Als Regisseurin der belgischen Kompanie Le Corridor gehört Dominique Roodhooft zu den Künstlern/-innen, die ausgewählt wurden, um ein Stück für die Bérénice-Caravane zu entwickeln. Mit ihrem Team präsentierte sie das Stück Patua Nou, bei dem Erzählungen und Zeugenaussagen nach bengalischer Tradition in Form von illustrierten und gesungenen Rollen, Patachitras genannt, ausgerollt werden.

Sie waren Sozialarbeiterin, bevor sie zur Regisseurin wurden. Warum haben Sie diesen Beruf aufgegeben?

Ich habe ihn sieben Jahre lang in einem psychosozialen und medizinischen Zentrum ausgeübt. Ich arbeitete mit Kindergärten und Grundschulen.

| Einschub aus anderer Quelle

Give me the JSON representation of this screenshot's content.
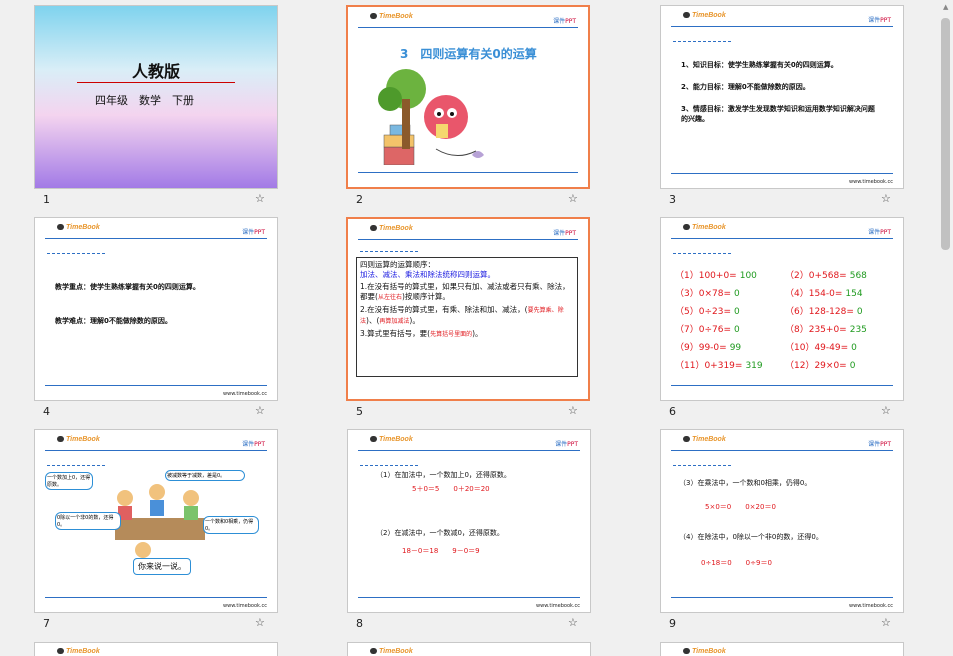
{
  "slides": [
    {
      "num": "1",
      "title": "人教版",
      "subtitle": "四年级　数学　下册"
    },
    {
      "num": "2",
      "heading": "3　四则运算有关0的运算"
    },
    {
      "num": "3",
      "lines": [
        "1、知识目标：使学生熟练掌握有关0的四则运算。",
        "2、能力目标：理解0不能做除数的原因。",
        "3、情感目标：激发学生发现数学知识和运用数学知识解决问题的兴趣。"
      ]
    },
    {
      "num": "4",
      "lines": [
        "教学重点：使学生熟练掌握有关0的四则运算。",
        "教学难点：理解0不能做除数的原因。"
      ]
    },
    {
      "num": "5",
      "box_title": "四则运算的运算顺序：",
      "box_sub": "加法、减法、乘法和除法统称四则运算。",
      "rule1": "1.在没有括号的算式里，如果只有加、减法或者只有乘、除法，都要(",
      "rule1_fill": "从左往右",
      "rule1_end": ")按顺序计算。",
      "rule2": "2.在没有括号的算式里，有乘、除法和加、减法，(",
      "rule2_fill1": "要先算乘、除法",
      "rule2_mid": ")、(",
      "rule2_fill2": "再算加减法",
      "rule2_end": ")。",
      "rule3": "3.算式里有括号，要(",
      "rule3_fill": "先算括号里面的",
      "rule3_end": ")。"
    },
    {
      "num": "6",
      "exprs": [
        {
          "q": "（1）100+0=",
          "a": "100"
        },
        {
          "q": "（2）0+568=",
          "a": "568"
        },
        {
          "q": "（3）0×78=",
          "a": "0"
        },
        {
          "q": "（4）154-0=",
          "a": "154"
        },
        {
          "q": "（5）0÷23=",
          "a": "0"
        },
        {
          "q": "（6）128-128=",
          "a": "0"
        },
        {
          "q": "（7）0÷76=",
          "a": "0"
        },
        {
          "q": "（8）235+0=",
          "a": "235"
        },
        {
          "q": "（9）99-0=",
          "a": "99"
        },
        {
          "q": "（10）49-49=",
          "a": "0"
        },
        {
          "q": "（11）0+319=",
          "a": "319"
        },
        {
          "q": "（12）29×0=",
          "a": "0"
        }
      ]
    },
    {
      "num": "7",
      "bubbles": [
        "一个数加上0，还得原数。",
        "被减数等于减数，差是0。",
        "0除以一个非0的数，还得0。",
        "一个数和0相乘，仍得0。"
      ],
      "caption": "你来说一说。"
    },
    {
      "num": "8",
      "l1": "（1）在加法中，一个数加上0，还得原数。",
      "e1": "5＋0＝5　　0＋20＝20",
      "l2": "（2）在减法中，一个数减0，还得原数。",
      "e2": "18－0＝18　　9－0＝9"
    },
    {
      "num": "9",
      "l1": "（3）在乘法中，一个数和0相乘，仍得0。",
      "e1": "5×0＝0　　0×20＝0",
      "l2": "（4）在除法中，0除以一个非0的数，还得0。",
      "e2": "0÷18＝0　　0÷9＝0"
    }
  ],
  "brand": {
    "logo": "TimeBook",
    "tag": "课件",
    "tag_suffix": "PPT",
    "site": "www.timebook.cc"
  },
  "icons": {
    "star": "star-icon"
  }
}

Ich mochte meinen Job, aber die Lehrer wollten, dass ich ihnen dabei helfe, die Familien zu ändern, während diese nicht darum gebeten hatten. Wenn die Familien der Schule nicht angemessen waren, wäre es einfacher gewesen, die Schule zu verändern. Eines Tages sagte mir eine Lehrerin „Sehen Sie was für Probleme dieses Kind hat!“. Da machte es klick. Schon längst machte ich Amateurtheater. Ich habe gekündigt, besuchte zwei Jahre lang das Konservatorium und gründete schließlich meine Kompanie.

Trägt Ihr Theater sozusagen eine soziale Botschaft?

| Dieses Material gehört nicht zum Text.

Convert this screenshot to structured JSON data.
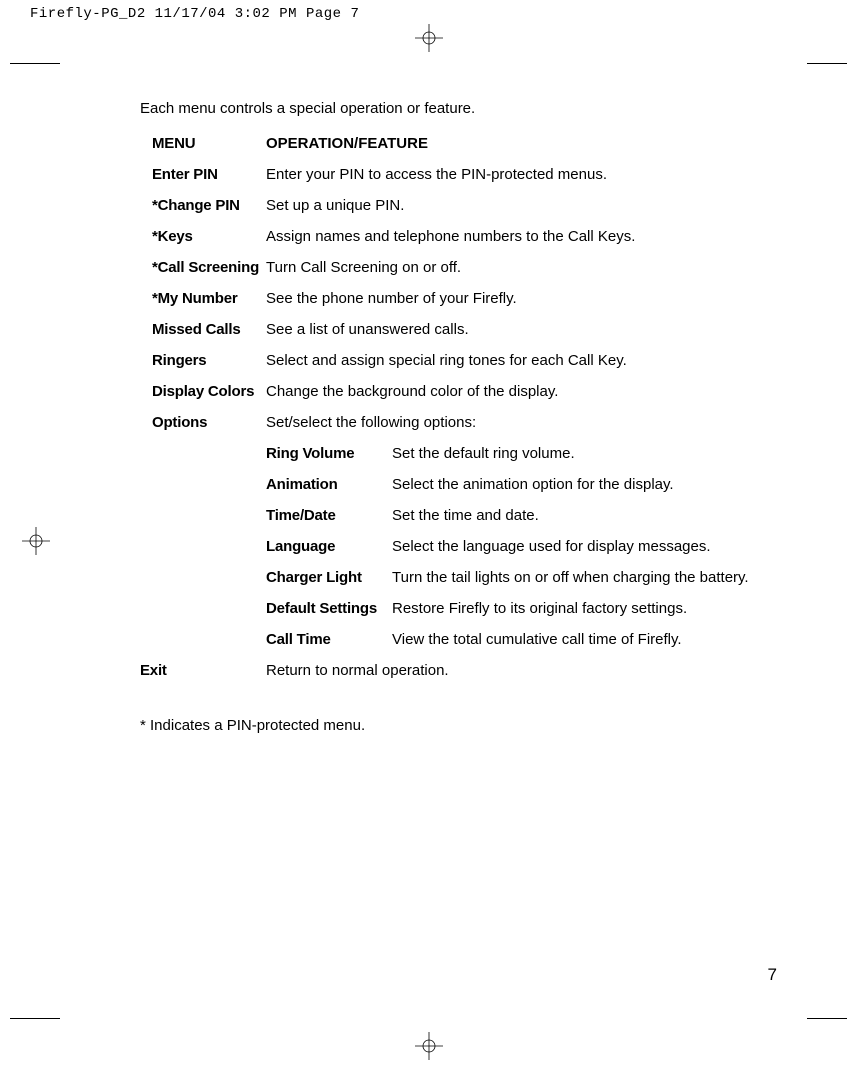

In erster Linie versuche ich, die vorherrschende Botschaft „Die Welt ist kaputt“ nicht weiterzutragen. 2009 inszenierte ich das Stück Wenn Sie einen Affen zur Verzweiflung bringen, lassen Sie einen verzweifelten Affen leben. Als Künstler haben wir die Verantwortung, Phantasiewelten neu zu schaffen, Lebensenergie einfließen zu lassen, die Bühne zum Ort neuer und erfundener Organisationen zu machen, um bei den Zuschauern neue Erwartungen zu wecken. Sonst produzieren wir Horden von depressiven Menschen. Ich will raus aus der gefälligen Traurigkeit, die zur Wut und Machtlosigkeit führt.

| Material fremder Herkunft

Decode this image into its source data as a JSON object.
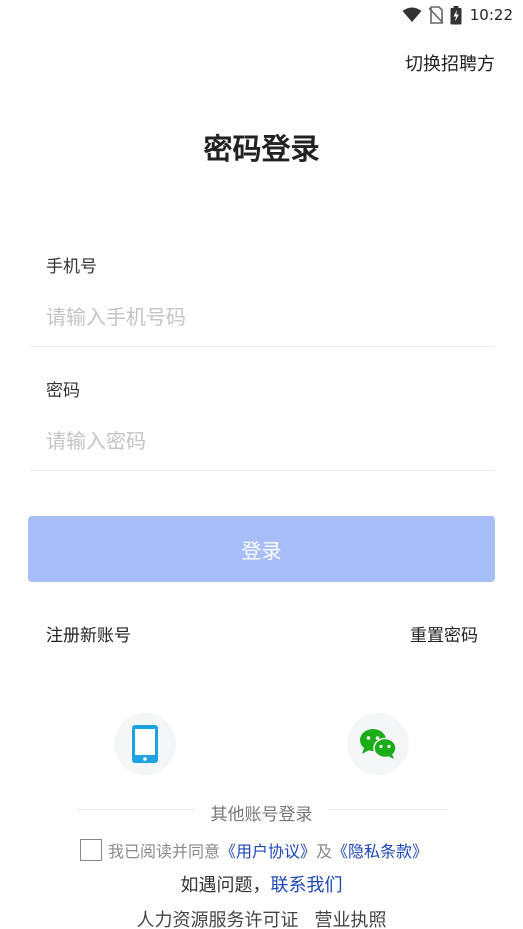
{
  "status_bar": {
    "time": "10:22",
    "icons": [
      "wifi-icon",
      "no-sim-icon",
      "battery-charging-icon"
    ]
  },
  "header": {
    "switch_role": "切换招聘方",
    "title": "密码登录"
  },
  "form": {
    "phone": {
      "label": "手机号",
      "placeholder": "请输入手机号码",
      "value": ""
    },
    "password": {
      "label": "密码",
      "placeholder": "请输入密码",
      "value": ""
    },
    "submit_label": "登录",
    "submit_color": "#a7bdf7"
  },
  "links": {
    "register": "注册新账号",
    "reset_password": "重置密码"
  },
  "alt_login": {
    "methods": [
      {
        "icon": "phone-icon",
        "color": "#1fa2e1"
      },
      {
        "icon": "wechat-icon",
        "color": "#1aad19"
      }
    ],
    "label": "其他账号登录"
  },
  "agreement": {
    "checked": false,
    "prefix": "我已阅读并同意",
    "user_agreement": "《用户协议》",
    "and": "及",
    "privacy_policy": "《隐私条款》",
    "link_color": "#1c47b8"
  },
  "help": {
    "prefix": "如遇问题，",
    "contact": "联系我们"
  },
  "footer": {
    "license": "人力资源服务许可证",
    "business_license": "营业执照"
  }
}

In Patua Nou behandeln Sie das Exilthema auf feine und poetische – aber nie dunkle – Weise. Ist es für Sie eine Selbstverständlichkeit?

Ich habe nach einem ästhetischen Ansatz gesucht, der die gewöhnlichen Klippen umschifft: die Instrumentalisierung von Migranten auf der Bühne im Dienst meiner Botschaft; die puren Zeugenaussagen, die keine künstlerische Form ergeben und damit auch keine neuen Türen öffnen; das Anprangern, das einen Standpunkt durchdrückt und keinen richtigen Dialog mit dem Publikum ermöglicht. Ich habe beschlossen, mit jungen belgischen Schauspielern zu arbeiten, die ihre eigenen Familiengeschichten hinterfragten. Das Singen und das Zeichnen erleichterten den Übergang zwischen dem intimen und dem öffentlichen Raum, ohne die kleinen privaten Geschichten in den Vordergrund zu stellen.